ADF&G's "smoke and mirrors" management with hatchery and NATURALLY PRODUCED hatchery fish (let me be clear here: there are no WILD early run king salmon on the Kasilof), letting Crooked Creek hatchery fish pass the weir, having only one egg-take as late as mid-July, and then implementing a liberal but almost unattainable two fish per day limit just adds to angler's frustration. Again, thanks, ADF&G! (Sarcasm).
Our world famous big river, where questionable hatchery practices don't come into play, is in even more dire straits, as Kenai River early run Chinook numbers prove poor again this May and June. But that too should be no shock to anyone even remotely up-to-speed on basic king management. Yes, Chinook numbers are currently "down" statewide, but that is not the big problem here: years of not putting enough spawners on the beds is the real culprit. Honestly, how can a Kenai River early run minimum escapement goal of a minuscule 5,300 kings ensure a healthy early run, especially when ADF&G recently admitted that the sonar they have been managing from for decades "may be off by as much as 50 percent?" Don't get caught up in finger pointing at tourists, guides or commercial fisherman and beware ADF&G's complex excuses on why our early run is so weak; common sense should scream that 2,650 kings over a six-week period (May 15-June 30) cannot ensure sustainability, nor can 5,300. Years ago, when the department lowered the ER escapement goal to ensure they reached their management target, they were acting irresponsibly and our resource and community are now paying the price. Thanks ADF&G! (Sarcasm).
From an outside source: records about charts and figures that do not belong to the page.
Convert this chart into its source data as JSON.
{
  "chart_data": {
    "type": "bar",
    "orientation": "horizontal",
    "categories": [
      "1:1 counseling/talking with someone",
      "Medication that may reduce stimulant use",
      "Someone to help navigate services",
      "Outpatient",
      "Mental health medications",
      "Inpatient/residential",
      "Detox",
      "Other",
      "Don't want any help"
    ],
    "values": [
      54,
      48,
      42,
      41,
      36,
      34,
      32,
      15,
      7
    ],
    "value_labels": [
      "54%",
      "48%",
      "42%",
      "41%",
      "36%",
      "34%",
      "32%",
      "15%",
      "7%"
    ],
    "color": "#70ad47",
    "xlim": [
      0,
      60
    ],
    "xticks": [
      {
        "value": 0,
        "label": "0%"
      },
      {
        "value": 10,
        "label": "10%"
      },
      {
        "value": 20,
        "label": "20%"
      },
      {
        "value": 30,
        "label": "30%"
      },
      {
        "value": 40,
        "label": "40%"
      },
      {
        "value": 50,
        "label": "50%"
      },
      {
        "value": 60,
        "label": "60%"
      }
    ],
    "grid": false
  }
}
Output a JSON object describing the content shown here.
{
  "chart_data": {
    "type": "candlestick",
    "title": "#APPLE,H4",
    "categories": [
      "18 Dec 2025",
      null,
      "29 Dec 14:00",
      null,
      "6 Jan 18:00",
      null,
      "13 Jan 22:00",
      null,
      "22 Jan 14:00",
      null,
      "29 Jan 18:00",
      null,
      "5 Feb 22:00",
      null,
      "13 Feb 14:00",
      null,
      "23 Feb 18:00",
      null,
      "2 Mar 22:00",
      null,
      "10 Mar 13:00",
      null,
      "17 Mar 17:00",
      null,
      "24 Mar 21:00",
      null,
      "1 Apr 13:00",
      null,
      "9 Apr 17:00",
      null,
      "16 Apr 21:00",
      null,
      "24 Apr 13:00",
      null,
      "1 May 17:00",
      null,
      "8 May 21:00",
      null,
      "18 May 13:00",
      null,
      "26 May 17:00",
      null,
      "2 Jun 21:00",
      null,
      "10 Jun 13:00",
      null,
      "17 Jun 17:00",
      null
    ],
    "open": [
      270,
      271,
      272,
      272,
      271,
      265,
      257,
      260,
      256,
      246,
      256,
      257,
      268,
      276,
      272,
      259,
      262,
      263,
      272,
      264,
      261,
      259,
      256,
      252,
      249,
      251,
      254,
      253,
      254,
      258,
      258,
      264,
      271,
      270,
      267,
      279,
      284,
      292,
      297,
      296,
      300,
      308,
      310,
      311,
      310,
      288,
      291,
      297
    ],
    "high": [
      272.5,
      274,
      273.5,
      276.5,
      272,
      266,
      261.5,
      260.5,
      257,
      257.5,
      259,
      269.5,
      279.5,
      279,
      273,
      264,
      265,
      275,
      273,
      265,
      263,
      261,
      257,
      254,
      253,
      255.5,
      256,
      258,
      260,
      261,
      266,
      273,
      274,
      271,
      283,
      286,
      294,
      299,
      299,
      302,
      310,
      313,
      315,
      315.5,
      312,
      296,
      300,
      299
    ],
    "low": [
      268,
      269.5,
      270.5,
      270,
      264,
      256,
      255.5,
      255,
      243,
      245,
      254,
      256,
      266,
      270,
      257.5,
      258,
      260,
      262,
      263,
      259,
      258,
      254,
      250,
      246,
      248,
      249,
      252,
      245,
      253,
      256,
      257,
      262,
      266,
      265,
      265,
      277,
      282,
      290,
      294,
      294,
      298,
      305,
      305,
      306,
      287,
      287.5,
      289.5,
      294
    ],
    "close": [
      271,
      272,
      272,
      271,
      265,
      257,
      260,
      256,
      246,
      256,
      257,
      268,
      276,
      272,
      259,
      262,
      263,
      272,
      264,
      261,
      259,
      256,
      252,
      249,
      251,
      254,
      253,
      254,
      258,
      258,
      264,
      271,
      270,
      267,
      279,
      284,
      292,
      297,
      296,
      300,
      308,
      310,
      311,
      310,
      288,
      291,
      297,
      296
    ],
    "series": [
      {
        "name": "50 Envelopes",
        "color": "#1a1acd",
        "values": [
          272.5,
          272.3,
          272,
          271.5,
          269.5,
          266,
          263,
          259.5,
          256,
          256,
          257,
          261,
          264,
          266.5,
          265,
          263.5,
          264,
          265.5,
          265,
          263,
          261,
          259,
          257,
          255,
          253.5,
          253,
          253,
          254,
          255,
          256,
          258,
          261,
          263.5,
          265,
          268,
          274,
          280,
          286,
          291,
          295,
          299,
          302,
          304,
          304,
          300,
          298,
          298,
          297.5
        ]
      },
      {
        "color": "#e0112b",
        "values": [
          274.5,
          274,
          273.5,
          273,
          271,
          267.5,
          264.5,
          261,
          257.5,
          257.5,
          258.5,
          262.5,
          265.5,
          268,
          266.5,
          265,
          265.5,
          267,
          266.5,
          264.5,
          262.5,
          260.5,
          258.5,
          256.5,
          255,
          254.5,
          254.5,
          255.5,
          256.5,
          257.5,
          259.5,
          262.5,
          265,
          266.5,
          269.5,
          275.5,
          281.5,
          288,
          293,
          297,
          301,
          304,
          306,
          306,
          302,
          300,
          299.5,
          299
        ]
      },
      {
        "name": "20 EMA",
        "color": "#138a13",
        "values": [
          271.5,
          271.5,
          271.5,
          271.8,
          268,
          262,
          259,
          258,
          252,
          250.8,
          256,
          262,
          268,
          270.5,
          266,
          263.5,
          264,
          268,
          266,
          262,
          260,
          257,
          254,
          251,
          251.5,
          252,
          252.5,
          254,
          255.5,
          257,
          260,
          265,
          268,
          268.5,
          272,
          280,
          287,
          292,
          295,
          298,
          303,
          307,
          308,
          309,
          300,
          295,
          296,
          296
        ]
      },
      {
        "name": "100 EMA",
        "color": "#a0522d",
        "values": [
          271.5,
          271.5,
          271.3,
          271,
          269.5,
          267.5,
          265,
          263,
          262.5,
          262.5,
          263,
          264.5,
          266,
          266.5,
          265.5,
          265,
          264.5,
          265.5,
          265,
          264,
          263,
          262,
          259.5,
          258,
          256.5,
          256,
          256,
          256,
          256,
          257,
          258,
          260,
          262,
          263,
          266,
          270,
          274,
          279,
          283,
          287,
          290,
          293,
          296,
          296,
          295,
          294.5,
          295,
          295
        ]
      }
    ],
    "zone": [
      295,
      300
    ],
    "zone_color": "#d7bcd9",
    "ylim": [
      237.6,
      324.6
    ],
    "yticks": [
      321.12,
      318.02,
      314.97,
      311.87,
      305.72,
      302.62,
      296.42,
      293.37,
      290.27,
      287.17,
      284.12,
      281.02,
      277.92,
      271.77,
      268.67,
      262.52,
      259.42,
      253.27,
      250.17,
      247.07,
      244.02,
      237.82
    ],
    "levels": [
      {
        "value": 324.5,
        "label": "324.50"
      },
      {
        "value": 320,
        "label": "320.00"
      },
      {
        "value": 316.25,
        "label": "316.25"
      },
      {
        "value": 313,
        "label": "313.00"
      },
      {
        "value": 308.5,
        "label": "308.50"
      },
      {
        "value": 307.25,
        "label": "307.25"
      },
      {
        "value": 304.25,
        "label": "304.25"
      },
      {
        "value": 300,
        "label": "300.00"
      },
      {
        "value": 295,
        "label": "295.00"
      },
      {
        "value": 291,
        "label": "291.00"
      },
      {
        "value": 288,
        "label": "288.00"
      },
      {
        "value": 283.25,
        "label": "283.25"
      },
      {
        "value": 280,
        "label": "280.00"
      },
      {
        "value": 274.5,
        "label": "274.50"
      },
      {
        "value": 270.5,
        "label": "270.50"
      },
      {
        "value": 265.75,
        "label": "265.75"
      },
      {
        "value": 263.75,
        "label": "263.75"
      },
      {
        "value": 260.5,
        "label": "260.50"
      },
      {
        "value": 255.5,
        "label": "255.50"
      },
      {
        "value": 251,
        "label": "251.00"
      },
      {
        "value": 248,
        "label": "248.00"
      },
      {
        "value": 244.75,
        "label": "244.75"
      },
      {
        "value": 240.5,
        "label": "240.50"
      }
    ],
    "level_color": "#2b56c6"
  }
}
What now? Long ago, my parents taught me not to complain unless I was willing to suggest a solution. In this case, I think it is relatively simple. All anglers (local and non-resident) and every business owner (big or small) need to make some noise. Demand accountability and sustainability from ADF&G. Sustainability of our king stocks needs to be priority one and fishery managers need to be held accountable when their policies and actions repeatedly fail.
Every one of us should contact ADF&G's upper managers, our State Representatives and even the Governor. Write the Board of Fish and request an emergency meeting so we don't have to wait years for an adjusted management plan. Demand change, starting with raising the Kenai River early run escapement goal to past levels of at least 9,000 fish. Tell them we need to return Kasilof River early run hatchery stocks to historic numbers. Explain that this is an investment in happy residents, satisfied visitors and a vibrant local economy. But even more important, it is an investment in the future of our fisheries, as our children and their children will surely want to catch a king someday. In a best-case scenario, it's going to take years to recover, but at least it's a step in the right direction. And for that, I will be genuinely thankful.
Greg Brush is a concerned local angler and small business owner.